A oposição foi para o confronto aberto. O senador Flávio Bolsonaro usou a sabatina para atacar o governo Lula e o ministro Alexandre de Moraes, criticando os julgamentos do 8 de janeiro, as condenações de apoiadores de Bolsonaro e o escândalo de fraudes no INSS. Messias respondeu com moderação, afirmando que o 8 de janeiro foi um dos episódios mais tristes da história recente e que temas como anistia cabem ao Congresso.

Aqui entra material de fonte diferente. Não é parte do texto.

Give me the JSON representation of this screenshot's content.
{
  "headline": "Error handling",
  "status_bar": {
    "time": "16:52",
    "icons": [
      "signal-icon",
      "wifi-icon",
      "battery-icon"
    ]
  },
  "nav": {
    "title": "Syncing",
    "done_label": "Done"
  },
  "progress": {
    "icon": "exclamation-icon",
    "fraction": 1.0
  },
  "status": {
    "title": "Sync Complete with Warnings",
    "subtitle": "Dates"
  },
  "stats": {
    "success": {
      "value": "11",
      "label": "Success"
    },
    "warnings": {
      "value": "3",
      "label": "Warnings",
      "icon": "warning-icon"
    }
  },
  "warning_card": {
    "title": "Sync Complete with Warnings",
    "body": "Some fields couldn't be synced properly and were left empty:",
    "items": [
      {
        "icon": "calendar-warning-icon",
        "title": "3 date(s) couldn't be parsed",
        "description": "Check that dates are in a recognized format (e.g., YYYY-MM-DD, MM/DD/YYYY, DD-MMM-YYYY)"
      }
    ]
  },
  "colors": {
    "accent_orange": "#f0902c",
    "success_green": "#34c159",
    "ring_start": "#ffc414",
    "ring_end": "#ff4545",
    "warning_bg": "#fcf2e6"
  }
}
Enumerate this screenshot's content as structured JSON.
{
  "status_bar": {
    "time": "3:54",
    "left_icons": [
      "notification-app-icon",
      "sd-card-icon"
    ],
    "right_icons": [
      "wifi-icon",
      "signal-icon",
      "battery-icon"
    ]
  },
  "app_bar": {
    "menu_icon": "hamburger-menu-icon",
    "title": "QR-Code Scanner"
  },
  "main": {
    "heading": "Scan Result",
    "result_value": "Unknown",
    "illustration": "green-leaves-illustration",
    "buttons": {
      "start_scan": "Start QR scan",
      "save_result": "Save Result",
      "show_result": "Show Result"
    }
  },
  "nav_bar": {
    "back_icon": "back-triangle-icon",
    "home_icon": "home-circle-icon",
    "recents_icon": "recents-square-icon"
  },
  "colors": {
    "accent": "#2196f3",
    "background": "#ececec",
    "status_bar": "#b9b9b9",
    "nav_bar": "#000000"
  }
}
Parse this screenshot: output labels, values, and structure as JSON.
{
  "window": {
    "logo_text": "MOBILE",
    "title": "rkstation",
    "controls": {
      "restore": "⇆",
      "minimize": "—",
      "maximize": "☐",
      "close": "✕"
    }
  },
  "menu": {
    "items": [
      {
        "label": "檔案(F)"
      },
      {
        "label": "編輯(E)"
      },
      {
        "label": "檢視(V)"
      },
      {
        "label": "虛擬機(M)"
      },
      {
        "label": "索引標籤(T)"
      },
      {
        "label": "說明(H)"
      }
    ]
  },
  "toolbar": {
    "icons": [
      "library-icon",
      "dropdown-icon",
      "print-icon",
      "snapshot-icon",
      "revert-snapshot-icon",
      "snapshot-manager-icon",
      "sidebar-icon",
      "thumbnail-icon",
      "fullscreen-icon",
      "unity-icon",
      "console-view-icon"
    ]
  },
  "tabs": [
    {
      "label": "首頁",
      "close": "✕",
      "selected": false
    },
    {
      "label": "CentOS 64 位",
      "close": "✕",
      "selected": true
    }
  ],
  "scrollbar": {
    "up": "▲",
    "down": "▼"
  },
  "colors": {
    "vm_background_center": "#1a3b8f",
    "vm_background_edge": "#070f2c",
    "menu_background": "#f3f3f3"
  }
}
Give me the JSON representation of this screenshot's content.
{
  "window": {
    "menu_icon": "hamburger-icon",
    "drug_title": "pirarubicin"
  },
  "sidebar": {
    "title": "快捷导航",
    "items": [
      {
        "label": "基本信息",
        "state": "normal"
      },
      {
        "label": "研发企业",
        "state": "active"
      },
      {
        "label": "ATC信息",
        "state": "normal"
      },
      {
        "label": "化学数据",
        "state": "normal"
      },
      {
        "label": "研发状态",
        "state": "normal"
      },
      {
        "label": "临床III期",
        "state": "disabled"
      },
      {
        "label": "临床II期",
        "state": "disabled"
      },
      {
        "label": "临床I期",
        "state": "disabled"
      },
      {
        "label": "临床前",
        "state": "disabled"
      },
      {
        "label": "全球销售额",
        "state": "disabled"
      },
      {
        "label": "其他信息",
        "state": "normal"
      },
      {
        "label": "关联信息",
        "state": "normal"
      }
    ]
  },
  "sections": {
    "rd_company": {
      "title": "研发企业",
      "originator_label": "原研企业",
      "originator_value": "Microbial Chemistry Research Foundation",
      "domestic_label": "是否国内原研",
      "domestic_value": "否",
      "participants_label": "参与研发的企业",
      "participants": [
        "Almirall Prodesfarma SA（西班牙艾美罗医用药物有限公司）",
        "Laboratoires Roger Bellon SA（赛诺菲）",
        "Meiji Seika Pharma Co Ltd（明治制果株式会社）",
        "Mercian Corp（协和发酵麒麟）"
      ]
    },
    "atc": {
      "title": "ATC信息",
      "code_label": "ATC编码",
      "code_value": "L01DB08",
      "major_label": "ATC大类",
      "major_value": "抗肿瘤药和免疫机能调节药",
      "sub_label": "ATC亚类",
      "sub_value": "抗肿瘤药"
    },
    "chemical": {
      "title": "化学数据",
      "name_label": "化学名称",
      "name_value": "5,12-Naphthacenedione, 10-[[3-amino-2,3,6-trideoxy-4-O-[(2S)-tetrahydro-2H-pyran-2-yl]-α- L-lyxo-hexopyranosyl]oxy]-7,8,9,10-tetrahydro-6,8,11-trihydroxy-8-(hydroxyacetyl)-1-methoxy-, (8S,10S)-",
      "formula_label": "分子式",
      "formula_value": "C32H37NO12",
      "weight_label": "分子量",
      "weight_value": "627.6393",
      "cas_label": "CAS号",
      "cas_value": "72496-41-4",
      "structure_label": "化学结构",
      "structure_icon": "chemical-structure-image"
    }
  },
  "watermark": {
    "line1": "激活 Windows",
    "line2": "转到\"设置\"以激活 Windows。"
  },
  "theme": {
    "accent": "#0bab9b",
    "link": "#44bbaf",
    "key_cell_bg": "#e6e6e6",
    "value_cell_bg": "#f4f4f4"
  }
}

Em sua fala inicial, Messias adotou um discurso de equilíbrio e diálogo. Defendeu a colegialidade nas decisões do STF, ou seja, que as deliberações sejam tomadas coletivamente e não de forma individual pelos ministros. A postura foi interpretada como uma mensagem direta a senadores que criticam o protagonismo de alguns integrantes da Corte.
O indicado também elogiou publicamente tanto Rodrigo Pacheco quanto Davi Alcolumbre durante seu discurso, numa clara tentativa de suavizar os conflitos dos bastidores e ampliar o apoio entre senadores que poderiam estar indecisos.
Se aprovado, Messias será a terceira indicação de Lula ao STF neste mandato e a 11ª feita pelo petista ao longo de seus três governos. Com isso, Lula passará a ter cinco ministros indicados por ele em atividade na Corte, reforçando sua influência sobre as decisões da mais alta instância do Judiciário brasileiro.
A oposição enxerga exatamente nesse cenário o principal motivo para tentar barrar Messias. Bolsonaristas acreditam que, se a vaga ficar em aberto, um eventual presidente eleito pela direita em 2026 poderá indicar um nome mais alinhado ao grupo. Por isso, a votação desta quarta vai além da aprovação de um ministro — ela é, na prática, uma disputa pelo futuro do STF.